30 years of watching AI grow

30 years of watching AI grow

Learn about the long history of Associate Professor and Program Manager for RMIT Melbourne’s Master of AI, Julie Porteous. Dr. Porteous weighs in on the debate of how much AI will affect certain industry professions, and whether or not you should be worried about your future career!

When Associate Professor Julie Porteous was asked to develop RMIT’s Master of Artificial Intelligence program in 2018, it signalled just another step in her long journey with programming and AI.

Beginning in the 1980s at the University of London and studying computer science, Dr. Porteous said she “stumbled” into becoming a programmer. At the time in the UK, programmers were in demand and with a decent salary, so it was natural to Dr. Porteous to follow this career path. While at UCL she took research jobs, which included being on a project that was the world’s first online cataloguing system. “This was the early days of computer programming, using languages like Prolog, discrete maths, logic and logical reasoning,” she recounts.

Julie Porteous headshot photo Associate Professor Julie Porteous, RMIT’s Master of Artificial Intelligence program

“I remember the beginning of vision and object identification. During my second research post we were working at an air traffic control centre in France, where they were using these expert decision systems, that at the time, were just demonstrators and prototypes. It was all old school AI.”

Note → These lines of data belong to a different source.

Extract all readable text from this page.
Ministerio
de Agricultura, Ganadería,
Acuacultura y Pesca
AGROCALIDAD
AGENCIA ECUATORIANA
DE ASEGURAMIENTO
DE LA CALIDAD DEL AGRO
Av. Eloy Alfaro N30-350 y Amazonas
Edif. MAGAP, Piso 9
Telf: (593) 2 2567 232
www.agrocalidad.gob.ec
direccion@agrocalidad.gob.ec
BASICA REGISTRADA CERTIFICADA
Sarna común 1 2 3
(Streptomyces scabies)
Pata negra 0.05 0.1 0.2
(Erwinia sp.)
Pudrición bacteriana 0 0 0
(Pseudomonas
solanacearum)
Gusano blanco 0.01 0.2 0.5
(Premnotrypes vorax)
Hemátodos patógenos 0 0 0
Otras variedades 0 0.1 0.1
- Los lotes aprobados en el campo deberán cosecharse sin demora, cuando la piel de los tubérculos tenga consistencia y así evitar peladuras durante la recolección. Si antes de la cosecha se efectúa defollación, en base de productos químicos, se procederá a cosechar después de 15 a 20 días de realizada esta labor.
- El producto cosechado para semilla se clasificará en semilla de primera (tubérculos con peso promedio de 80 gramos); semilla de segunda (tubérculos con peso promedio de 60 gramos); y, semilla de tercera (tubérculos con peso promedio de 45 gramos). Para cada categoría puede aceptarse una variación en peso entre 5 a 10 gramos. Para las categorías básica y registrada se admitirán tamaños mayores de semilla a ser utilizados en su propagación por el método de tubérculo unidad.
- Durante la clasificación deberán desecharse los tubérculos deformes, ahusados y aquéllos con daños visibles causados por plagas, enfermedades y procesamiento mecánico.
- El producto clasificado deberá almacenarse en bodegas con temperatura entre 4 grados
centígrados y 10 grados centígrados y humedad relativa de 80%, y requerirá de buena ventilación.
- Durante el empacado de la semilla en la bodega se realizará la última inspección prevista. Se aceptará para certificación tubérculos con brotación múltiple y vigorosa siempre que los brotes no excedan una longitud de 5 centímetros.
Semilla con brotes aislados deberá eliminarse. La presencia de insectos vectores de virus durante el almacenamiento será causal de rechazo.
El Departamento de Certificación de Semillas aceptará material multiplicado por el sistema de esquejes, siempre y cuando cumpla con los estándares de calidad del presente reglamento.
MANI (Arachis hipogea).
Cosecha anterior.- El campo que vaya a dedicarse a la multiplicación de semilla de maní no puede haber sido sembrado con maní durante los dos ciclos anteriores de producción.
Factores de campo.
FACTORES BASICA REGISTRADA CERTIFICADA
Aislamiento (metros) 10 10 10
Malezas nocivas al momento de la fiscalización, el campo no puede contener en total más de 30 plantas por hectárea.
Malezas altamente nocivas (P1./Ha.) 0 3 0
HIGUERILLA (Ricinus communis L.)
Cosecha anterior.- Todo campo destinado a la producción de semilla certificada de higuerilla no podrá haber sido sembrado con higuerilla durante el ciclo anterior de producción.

The area that Dr. Porteous originally worked in was called Automated Planning, which is thinking about tasks that need to be done and the order in which they must be completed. This created an early AI general problem solver. “Whatever the problem is, if I can encode it using this representation of action and change, then I can solve it.” Dr. Porteous explains. “That was the dream then, and in a way, it persists today. A lot of highly difficult questions from those first days of AI, such as genuine understanding, genuine general strategies that can be applied in new situations and creativity and design, we still deal with now.”

Society is also dealing with the repercussions of AI, specifically regarding certain professions, that are said to be under threat due to the power of AI tools. Dr. Porteous confides, however, that many of these jobs will more than likely just be changed so that the human focus will be shifted to more important details. AI will help filter out the tasks that humans won’t need to deal with anymore.

“The genie is already out of the bottle,” Dr Porteous notes. “These are computer systems and tools that we use already. The real question is how we use them and how we interact with them.”

The question of ethics in AI is one that RMIT takes seriously, and it is a part of the master’s program developed by Dr. Porteous. “There needs to be an element of social responsibility in the system. As developers, we must ask is it functional? Is it legal? Is it fair and nonbiased? Our international communities, of which RMIT is a part of, are focused on using AI to work for societal good, such as anti-poaching in Africa, on medical research or on progressing human wellbeing and mental health.”

Although just recently launched, Dr. Porteous cannot emphasise enough the strengths RMIT brings to its students. “RMIT uses its research and industry partner strengths to stand out. In Australia we leverage our partnerships, real-world examples and real-world data sets,” she relates.

Continuing, Dr. Porteous says that “there is a need for trained AI professionals right now. In the future, the demand will only grow. With RMIT’s current and relevant industry focus, including having industry on our advisory board, RMIT students will fair very well in the job market. This is a given as our program gives students a broad perspective of the field, and we go very deep in some courses, specifically the robotics course. It’s all hands on and applied.”

Dr. Porteous notes that a key takeaway in graduating from the Master of AI program is that it opens the door to any prospect. Students come out of the program with strong programming, analytical reasoning, and decision-making skills, all of which are transferrable regardless of the industry. The courses as well, in both Australia and Vietnam are similar, thus students can have the possibility to work across two countries.